The Panti Clause


stephen donnellybill

“Earlier this year the scandal known as Pantigate erupted. It was kicked off by comments made by Rory O’Neill on the Saturday Night Show. It was escalated by the response of those branded homophobes who consequently threatened RTE with litigation. RTE capitulated and paid over €85,000 to six individuals. Maybe they should and maybe they shouldn’t have paid out, but they did so because of a serious flaw in the current Broadcasting Act.

“Here’s what RTE’s managing director, said in a letter to staff: “Having regard for broadcasting compliance issues, the seriousness of the legal complaints, and the decision by the complainants not to accept RTÉ’s proposed remedies, we decided that a settlement was the most prudent course of action. Senior counsel was consulted and confirmed that the legal position was far from clear.”

“This bill is an attempt to clarify one legislative issue at the heart of the Pantigate episode. That is, the removal the term “offence” from Section 39 of the Broadcasting Act. As legislators, we have a duty to show the LGBT community, and society at large, that free speech is something that the Oireachtas values. Something that we can – and will – protect.

“The existing Act requires broadcasters to not broadcast ‘anything which may reasonably be regarded as causing harm or offence’. This Bill removes the wording ‘or offence’. I do not believe people should be censored for saying offensive things, whether or not that offence is reasonably caused, or not. Determining what might be considered offensive – by anyone in our society – is a pretty hefty obligation to put on our broadcasters. It’s especially difficult when it comes to live broadcasting. TDs know that offence is something some people are determined to take no matter what the topic. Legislation that molly coddles those likey to take offence – regardless of what they’re offered – gags free speech, Harms public debate, and makes uncomfortable truths, invisible truths.

“The Act as it currently stands, and the recent scandal, will undoubtedly cause broadcasters to err on the side of caution.

“As a result, if we don’t make this change, free speech will begin to suffer right away. And litigious bullies can shut down any conversation they deem inconvenient.
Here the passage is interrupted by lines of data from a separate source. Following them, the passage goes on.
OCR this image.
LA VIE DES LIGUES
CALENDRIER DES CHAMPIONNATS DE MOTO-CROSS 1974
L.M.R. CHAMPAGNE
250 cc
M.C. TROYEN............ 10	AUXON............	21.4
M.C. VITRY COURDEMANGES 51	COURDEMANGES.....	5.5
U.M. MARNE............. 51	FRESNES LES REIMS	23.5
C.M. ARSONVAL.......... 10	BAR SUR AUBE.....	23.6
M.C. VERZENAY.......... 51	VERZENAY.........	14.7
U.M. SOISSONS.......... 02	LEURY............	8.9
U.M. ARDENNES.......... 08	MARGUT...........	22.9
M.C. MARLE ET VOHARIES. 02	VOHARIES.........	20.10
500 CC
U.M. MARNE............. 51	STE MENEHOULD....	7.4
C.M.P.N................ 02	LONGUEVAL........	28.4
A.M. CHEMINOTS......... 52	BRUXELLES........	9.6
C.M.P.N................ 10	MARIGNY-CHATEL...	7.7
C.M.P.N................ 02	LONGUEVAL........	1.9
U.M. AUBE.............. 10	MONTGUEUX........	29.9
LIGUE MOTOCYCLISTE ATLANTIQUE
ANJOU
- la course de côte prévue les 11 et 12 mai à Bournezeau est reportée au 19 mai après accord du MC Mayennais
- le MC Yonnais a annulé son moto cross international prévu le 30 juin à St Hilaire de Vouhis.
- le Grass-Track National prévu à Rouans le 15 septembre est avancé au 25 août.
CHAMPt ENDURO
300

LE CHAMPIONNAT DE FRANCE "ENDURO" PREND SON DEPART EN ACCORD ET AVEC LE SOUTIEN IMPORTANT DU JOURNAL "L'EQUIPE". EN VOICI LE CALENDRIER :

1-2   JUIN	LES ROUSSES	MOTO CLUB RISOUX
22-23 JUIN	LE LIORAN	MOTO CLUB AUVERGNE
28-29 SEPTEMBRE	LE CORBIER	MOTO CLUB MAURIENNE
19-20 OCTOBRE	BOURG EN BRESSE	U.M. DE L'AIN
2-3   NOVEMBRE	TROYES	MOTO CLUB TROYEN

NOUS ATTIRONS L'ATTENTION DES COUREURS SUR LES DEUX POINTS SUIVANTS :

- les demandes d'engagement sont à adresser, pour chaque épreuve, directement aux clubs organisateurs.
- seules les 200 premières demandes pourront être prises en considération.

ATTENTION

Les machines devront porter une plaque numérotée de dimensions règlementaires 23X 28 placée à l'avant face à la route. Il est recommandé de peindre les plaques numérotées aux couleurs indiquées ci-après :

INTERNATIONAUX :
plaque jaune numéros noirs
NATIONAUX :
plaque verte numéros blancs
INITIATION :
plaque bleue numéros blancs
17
“What this bill proposes, therefore, is to remove the reference to offence. Section 39 (1) (d) would therefore read: Every broadcaster shall ensure that “anything which may reasonably be regarded as causing harm or as being likely to promote, or incite to, crime or as tending to undermine the authority of the State, is not broadcast by the broadcaster.”

“We’ve heard in the press the minister is thinking about changing “harm or offence” to “harm or reasonable offence”. Any qualification of the term offence still hamstrings our broadcasters.It is also potentially troublesome in relation to European law.

“Article 11 of the European Charter of Fundamental Rights makes no reference to offence. Article 10 of the European Convention on Human Rights, which deals with freedom of expression, makes no reference to offence. RTE’s statement on respecting diversity is also at odds with the inclusion of ‘Offence’ in the legislation.

“Here’s what the statement says “As Ireland evolves into a more multicultural and ethnically diverse nation it is important that RTÉ reflects these changes. But equally programme-makers must be sensitive to areas of public opinion that are absent from public discourse because of the reticence of some people to express their views”.

“So we’re asking RTE not to broadcast anything that could cause offence, but at the same time to represent minority views, which we don’t often hear – which for whatever reason, may cause offense to some people in our society.

I look forward to seeing what the Minister brings forward, and hope to be able to support his proposals. However, the legislative process takes time. Were the Government to accept THIS Bill, it would almost immediately fix one of the biggest flaws in the legislation, and send a strong signal to broadcasters, minority groups, and those they offend, that Ireland values free speech.”

Independent TD Stephen Donnelly introducing an the broadcasting act today.